Procedures: Cells were treated with increasing doses of bortezomib or vehicle alone (dimethyl sulfoxide) and evaluated for cell viability via an adenosine triphosphate concentration assay, proteasome activity via a commercially available proteasome assay, accumulation of ubiquitinated proteins via Western blot, and apoptosis via flow cytometry.
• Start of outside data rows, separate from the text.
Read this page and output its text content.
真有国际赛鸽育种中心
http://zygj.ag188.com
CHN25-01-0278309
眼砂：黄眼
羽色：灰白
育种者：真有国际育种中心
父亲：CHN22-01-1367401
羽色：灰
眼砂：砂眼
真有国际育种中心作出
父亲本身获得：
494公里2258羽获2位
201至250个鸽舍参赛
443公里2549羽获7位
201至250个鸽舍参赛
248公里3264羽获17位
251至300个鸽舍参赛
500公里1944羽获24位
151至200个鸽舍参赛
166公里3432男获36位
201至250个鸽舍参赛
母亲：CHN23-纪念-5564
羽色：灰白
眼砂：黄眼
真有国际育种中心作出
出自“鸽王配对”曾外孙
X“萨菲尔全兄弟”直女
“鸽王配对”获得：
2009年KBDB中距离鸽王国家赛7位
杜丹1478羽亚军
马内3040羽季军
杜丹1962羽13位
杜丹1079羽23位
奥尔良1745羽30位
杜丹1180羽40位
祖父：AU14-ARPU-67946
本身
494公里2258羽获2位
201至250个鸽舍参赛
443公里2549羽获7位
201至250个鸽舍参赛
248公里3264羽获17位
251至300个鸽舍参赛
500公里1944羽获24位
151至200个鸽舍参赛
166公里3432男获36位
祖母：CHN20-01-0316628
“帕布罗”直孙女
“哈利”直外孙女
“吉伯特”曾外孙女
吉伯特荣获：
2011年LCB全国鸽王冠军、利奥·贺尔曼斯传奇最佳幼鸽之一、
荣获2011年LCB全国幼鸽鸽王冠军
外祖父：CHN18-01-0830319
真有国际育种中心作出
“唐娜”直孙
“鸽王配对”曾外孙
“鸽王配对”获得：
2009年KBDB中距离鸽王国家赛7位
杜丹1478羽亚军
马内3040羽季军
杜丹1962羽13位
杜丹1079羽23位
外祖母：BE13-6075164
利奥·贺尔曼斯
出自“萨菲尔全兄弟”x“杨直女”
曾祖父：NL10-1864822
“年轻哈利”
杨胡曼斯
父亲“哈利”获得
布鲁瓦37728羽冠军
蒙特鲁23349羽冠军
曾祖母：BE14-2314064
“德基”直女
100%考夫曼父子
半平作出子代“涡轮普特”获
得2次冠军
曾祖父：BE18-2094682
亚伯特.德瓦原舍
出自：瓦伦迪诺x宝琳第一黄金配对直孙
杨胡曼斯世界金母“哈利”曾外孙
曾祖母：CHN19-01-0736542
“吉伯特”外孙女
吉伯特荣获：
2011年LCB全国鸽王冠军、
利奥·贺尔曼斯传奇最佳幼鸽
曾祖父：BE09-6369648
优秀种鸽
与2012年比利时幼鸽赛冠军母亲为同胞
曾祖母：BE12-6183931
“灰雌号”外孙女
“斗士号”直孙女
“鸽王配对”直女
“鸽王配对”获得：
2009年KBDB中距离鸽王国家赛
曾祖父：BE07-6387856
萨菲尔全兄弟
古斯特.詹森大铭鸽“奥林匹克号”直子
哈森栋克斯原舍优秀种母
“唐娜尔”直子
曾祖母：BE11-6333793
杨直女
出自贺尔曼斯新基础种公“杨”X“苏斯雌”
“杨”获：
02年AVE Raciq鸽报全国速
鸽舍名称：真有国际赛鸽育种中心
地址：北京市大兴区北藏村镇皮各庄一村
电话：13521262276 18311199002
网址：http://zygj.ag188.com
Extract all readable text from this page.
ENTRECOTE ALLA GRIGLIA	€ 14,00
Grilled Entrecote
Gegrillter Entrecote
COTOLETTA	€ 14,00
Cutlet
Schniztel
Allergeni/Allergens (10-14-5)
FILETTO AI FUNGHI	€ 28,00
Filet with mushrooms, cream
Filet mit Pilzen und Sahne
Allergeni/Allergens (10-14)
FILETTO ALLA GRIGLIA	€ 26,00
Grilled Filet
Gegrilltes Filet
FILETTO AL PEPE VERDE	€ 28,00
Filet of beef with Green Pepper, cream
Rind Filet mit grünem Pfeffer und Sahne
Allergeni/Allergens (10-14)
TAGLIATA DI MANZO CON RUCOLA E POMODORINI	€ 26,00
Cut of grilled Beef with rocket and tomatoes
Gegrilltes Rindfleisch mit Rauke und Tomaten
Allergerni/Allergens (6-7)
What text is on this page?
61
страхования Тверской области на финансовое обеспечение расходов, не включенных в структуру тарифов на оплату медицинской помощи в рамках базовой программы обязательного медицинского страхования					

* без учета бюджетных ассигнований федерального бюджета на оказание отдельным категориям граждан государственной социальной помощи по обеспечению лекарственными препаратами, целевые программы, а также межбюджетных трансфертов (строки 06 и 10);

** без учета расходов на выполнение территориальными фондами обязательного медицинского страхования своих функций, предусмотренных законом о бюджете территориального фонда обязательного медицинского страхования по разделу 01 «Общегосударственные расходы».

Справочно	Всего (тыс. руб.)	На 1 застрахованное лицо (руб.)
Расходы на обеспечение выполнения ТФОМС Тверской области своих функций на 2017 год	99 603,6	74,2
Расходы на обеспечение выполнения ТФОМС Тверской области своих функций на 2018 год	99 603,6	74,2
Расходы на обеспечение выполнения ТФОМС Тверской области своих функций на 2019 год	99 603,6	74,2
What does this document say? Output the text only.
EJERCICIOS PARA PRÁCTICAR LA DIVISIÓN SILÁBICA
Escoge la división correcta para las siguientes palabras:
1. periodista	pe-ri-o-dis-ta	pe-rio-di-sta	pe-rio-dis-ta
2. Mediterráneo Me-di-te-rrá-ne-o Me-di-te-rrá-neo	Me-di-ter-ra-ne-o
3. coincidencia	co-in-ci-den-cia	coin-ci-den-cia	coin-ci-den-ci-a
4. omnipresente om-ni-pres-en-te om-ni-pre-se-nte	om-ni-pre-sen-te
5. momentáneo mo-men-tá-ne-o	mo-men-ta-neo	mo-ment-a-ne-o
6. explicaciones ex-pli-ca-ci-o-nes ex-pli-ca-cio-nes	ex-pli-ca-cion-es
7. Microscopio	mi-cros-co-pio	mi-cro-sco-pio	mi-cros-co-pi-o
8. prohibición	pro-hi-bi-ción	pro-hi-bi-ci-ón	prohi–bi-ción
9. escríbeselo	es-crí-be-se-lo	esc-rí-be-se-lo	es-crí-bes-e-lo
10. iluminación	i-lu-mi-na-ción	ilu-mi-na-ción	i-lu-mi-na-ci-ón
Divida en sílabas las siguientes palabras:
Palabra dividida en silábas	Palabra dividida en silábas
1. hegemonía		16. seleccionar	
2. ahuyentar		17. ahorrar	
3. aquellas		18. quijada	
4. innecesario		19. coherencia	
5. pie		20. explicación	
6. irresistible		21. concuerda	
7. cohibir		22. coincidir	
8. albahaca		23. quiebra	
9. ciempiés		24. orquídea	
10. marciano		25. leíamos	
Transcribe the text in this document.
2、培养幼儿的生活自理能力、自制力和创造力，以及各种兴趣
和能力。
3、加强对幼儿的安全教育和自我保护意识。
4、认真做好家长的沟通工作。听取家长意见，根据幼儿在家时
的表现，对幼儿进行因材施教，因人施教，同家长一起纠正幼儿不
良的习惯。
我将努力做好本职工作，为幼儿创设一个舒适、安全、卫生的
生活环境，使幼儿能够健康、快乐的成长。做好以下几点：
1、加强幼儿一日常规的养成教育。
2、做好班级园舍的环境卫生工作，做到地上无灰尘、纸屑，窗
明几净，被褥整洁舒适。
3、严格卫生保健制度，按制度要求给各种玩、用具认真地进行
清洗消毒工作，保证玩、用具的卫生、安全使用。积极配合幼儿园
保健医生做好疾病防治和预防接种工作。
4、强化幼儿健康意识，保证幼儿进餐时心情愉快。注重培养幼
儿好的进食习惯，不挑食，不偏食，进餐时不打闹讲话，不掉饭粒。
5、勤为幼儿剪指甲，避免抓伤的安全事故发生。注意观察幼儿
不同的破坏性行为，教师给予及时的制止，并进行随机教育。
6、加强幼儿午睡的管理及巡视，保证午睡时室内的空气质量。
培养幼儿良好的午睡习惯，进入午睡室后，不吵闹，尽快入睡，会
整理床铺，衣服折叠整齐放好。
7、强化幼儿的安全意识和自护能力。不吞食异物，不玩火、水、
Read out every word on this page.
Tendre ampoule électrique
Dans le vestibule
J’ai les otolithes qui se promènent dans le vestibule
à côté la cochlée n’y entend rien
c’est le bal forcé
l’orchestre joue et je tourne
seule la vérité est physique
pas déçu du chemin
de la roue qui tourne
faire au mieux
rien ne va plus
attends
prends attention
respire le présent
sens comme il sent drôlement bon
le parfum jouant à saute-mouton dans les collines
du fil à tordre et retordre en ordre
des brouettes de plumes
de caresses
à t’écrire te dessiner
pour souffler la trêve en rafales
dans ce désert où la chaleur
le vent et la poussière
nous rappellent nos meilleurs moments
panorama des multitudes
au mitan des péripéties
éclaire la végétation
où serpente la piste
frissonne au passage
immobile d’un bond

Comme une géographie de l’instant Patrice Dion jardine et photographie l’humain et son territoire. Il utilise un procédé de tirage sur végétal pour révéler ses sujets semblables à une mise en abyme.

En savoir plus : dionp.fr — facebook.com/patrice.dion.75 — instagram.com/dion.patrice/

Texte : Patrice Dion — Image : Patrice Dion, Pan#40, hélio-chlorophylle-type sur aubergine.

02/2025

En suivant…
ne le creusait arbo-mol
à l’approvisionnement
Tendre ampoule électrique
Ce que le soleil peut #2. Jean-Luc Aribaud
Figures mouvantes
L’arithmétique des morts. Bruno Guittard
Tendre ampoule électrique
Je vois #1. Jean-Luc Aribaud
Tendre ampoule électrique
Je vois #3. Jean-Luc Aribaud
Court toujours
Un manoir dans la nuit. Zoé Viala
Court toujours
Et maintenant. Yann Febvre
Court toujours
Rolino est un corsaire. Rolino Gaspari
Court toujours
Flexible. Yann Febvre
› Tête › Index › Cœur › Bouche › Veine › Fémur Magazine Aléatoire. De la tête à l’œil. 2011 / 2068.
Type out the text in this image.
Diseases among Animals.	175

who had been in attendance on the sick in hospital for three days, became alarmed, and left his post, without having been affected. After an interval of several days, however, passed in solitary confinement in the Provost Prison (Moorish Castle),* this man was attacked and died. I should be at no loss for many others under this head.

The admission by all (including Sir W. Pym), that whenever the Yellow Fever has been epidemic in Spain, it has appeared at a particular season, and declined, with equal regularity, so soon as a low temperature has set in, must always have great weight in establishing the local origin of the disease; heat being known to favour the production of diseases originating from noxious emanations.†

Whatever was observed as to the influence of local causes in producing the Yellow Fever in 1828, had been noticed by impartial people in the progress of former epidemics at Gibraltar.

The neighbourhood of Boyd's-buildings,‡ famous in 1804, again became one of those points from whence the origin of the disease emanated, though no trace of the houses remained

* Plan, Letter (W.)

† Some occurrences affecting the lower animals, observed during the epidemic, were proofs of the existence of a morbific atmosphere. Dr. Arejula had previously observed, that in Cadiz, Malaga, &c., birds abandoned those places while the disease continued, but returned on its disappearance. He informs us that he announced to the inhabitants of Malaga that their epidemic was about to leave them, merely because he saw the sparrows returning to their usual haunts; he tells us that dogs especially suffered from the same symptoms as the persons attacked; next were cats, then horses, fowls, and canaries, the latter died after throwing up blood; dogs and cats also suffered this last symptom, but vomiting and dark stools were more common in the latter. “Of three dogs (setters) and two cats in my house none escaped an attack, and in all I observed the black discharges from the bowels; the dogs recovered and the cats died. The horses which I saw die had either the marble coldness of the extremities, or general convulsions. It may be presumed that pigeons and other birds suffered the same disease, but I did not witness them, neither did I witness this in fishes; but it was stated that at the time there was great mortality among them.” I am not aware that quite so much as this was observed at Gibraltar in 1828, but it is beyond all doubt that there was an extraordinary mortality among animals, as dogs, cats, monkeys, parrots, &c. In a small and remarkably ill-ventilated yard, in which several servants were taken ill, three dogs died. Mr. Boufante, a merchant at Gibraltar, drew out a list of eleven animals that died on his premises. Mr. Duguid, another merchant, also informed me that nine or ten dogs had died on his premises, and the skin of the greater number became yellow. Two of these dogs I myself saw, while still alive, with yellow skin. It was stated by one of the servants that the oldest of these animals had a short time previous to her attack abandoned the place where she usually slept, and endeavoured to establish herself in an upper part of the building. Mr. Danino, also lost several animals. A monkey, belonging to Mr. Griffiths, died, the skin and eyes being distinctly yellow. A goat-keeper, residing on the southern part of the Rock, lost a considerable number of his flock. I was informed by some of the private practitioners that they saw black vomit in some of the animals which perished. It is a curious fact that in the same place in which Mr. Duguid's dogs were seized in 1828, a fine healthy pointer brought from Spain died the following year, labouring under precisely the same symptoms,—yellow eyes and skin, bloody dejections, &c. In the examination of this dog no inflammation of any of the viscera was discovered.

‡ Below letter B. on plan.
Results: All 3 cell lines were sensitive to bortezomib with a 50% inhibitory concentration after 48 hours of treatment at 17.46 nM (95% CI, 15.47 to 19.72 nM) for Ela-1, 19.48 nM (95% CI, 16.52 to 23.00 nM) for Hamilton, and 21.38 nM (95% CI, 19.24 to 23.78 nM) for Kaiser. In the Ela-1 cell line, 20 nM bortezomib inhibited 20S proteasome activity by 90.9% compared with the vehicle-only control. In the Kaiser cell line, 20 nM bortezomib decreased 20S proteasome activity by 70%, compared with the untreated vehicle-only control. Last, treatment with bortezomib (25 and 40 nM) resulted in statistically significant decreases in viable cells accompanied by a statistically significant increase in apoptotic cells.
Clinical relevance: Treatment options for FISS, especially nonresectable FISS, are currently very limited. These results support further investigation of bortezomib either alone or in combination with other treatments in such cases.